Os direitos dos trabalhadores sexuais são direitos humanos.
Os direitos dos trabalhadores sexuais são direitos humanos.
© Jamie Nelson, Vogue Portugal, maio de 2019
© Jamie Nelson, Vogue Portugal, maio de 2019
A mais velha profissão da Humanidade, pelo menos assim nos diz o clichê, é a prostituição. Desde o inicio das civilizações humanas existem pessoas dispostas a vender e comprar a intimidade sexual. No entanto, desde a sua origem, a profissão é considerada como uma cruz que só os desesperados deverão carregar.
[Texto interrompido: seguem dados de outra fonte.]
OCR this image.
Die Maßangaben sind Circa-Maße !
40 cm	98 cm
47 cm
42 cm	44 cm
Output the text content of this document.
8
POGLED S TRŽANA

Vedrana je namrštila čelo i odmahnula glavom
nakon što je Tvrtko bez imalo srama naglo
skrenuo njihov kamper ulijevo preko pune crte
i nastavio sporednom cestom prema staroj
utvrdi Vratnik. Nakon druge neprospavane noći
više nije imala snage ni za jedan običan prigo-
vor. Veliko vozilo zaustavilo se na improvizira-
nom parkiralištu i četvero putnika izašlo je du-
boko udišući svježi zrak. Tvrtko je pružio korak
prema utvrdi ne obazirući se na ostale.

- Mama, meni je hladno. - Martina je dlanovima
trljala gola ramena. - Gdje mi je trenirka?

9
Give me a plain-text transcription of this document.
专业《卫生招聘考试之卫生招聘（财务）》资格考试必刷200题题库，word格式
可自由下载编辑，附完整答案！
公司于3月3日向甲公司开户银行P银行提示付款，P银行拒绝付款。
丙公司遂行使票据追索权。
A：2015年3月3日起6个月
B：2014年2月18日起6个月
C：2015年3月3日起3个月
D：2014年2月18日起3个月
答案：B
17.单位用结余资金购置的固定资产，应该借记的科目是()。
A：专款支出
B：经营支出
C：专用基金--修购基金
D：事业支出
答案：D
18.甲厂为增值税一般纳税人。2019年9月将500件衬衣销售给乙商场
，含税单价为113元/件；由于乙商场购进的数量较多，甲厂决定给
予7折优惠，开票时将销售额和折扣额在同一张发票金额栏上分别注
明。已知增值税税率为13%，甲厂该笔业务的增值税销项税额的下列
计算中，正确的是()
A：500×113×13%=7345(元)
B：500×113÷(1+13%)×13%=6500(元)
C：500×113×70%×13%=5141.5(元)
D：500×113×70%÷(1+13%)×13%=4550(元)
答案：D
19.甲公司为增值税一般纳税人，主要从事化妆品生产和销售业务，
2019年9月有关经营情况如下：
Impregnada de vergonha e culpa, a prostituição sempre foi considerada como a última carta do baralho, reservada aqueles que não têm mais trunfos na mão. O mundo muda e com ele todas as nossas tradições, costumes e crenças. Na era digital que todos vivemos, o trabalho sexual em muito diverge da prostituição do passado, previamente reservado a becos escuros, está agora disponível de forma segura e consentida através de plataformas como OnlyFans. Mas ainda hoje, com todos os avanços tecnológicos e sociais, muitos se opõem à legalização do trabalho sexual, e com ele à desestigmatização da profissão que envolve a exposição corporal ao seu nível mais íntimo.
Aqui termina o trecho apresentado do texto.